A Kiribati, la Chine pose un pied au beau milieu du Pacifique

 


Le président kiribatien, Taneti Maamau, et son épouse Teiraeng Tentoa Maamau, rencontrent le président chinois Xi Jinping et son épouse Peng Liyuan,

Cherchant des points d’appui sur toute la surface du globe, Pékin devrait réhabiliter une ancienne piste de l’armée américaine sur l’île de Kanton.

Perdu dans l’immensité du Pacifique Sud, l’endroit est stratégique car situé à mi-chemin entre Hawaï et l’Australie. L’atoll de Kanton est bien connu des militaires de l’armée de l’air américaine, qui l’ont occupé en 1942 et 1943 pour aller frapper les Japonais sur les îles environnantes. Il devrait bientôt devenir une base chinoise, a révélé l’agence Reuters le 5 mai.

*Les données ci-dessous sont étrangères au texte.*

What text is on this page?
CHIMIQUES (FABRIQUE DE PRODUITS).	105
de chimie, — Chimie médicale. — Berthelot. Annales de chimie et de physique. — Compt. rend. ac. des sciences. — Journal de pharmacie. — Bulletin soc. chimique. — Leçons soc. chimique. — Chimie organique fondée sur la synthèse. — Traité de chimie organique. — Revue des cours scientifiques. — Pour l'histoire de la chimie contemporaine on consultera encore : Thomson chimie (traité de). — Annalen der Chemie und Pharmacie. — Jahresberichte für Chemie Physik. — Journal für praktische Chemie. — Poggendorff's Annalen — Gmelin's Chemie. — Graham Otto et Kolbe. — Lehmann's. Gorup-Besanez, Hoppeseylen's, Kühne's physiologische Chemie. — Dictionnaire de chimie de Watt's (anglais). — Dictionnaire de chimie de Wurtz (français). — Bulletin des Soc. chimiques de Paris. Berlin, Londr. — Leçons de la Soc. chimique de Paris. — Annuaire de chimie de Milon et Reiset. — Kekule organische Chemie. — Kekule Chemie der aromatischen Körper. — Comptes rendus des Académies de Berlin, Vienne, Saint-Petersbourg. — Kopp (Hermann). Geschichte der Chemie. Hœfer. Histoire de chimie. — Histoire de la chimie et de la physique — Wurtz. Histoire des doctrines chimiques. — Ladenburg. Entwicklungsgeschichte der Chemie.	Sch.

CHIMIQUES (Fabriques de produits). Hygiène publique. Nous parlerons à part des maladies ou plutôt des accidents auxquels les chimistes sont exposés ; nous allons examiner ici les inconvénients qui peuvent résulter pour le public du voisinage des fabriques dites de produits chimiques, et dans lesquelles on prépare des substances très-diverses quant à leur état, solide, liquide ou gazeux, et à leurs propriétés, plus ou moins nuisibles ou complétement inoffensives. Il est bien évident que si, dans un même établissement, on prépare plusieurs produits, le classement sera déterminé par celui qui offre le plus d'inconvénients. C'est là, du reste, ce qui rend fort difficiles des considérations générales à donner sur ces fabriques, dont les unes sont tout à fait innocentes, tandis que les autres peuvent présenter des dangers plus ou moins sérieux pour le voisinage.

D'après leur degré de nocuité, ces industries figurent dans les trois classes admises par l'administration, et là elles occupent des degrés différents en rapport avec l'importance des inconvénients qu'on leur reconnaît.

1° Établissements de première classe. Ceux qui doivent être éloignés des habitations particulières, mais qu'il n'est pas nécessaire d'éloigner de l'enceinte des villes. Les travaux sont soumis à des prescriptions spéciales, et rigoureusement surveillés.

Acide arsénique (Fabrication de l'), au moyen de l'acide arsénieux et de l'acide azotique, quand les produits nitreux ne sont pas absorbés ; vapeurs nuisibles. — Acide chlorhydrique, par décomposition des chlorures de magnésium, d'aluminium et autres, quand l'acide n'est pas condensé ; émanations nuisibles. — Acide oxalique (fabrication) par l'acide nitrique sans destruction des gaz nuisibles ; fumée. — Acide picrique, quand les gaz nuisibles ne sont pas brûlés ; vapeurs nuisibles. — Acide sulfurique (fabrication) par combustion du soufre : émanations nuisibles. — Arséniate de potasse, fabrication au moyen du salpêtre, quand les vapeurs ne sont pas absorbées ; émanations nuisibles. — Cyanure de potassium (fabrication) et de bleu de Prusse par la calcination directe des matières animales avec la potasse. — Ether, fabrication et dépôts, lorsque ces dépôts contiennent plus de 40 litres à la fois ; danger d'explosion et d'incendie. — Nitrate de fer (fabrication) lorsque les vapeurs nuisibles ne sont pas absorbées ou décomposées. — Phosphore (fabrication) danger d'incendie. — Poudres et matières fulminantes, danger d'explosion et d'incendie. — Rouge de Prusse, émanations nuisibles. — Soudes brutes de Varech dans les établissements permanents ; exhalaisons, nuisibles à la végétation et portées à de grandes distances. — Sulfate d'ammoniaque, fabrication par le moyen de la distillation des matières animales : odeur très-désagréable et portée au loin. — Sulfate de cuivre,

Cet îlot quasi inhabité et sans eau douce appartient au petit Etat de Kiribati (120 000 habitants). Il fait partie d’une zone protégée depuis 2006. Mais le projet chinois consisterait à y construire des installations et à réhabiliter sa précieuse piste d’atterrissage de 2 km. Celle-ci avait été bâtie par la Pan American pour les besoins en ravitaillement de ses longs courriers et a été abandonnée dans les années 1960 quand les avions civils ont acquis plus d’autonomie en carburant. Ni Reuters ni Le Monde n’ont pu obtenir de confirmation officielle des autorités de Kiribati.

Dans une région du globe marquée par l’empreinte américaine, l’affaire résonne, car elle s’inscrit dans la campagne d’influence engagée par Pékin auprès des Etats du Pacifique, à coups d’investissements et de crédits.

Installations à vocation commerciale et militaire

Parmi les projets chinois en cours à Kiribati figure aussi celui d’un terminal portuaire pour conteneurs. Fort d’une vaste zone économique exclusive, de ressources marines importantes, Kiribati s’est tourné vers la Chine fin 2019 en s’inscrivant dans le projet des « nouvelles routes de la soie » du président Xi Jinping alors qu’il affichait jusqu’alors son soutien à Taïwan – les îles Salomon ont fait de même. Dans l’Etat de Vanuatu, plus au sud, la construction d’un quai capable d’accueillir des navires militaires chinois fait débat, et reste en suspens.

D’autres Etats archipélagiques du Pacifique conservent pour l’heure des relations diplomatiques et économiques privilégiées avec Taïwan : les îles Marshall, Tuvalu, Nauru, Palau. Elu face à un candidat pro-Pékin, Surangel Whipps, le président de Palau, déclarait début avril que s’il ne devait rester qu’un soutien à Taipei, « nous serions celui-ci, car Taïwan est à nos côtés depuis le début ». M. Whipps a appelé les Etats-Unis à installer une base militaire dans son pays.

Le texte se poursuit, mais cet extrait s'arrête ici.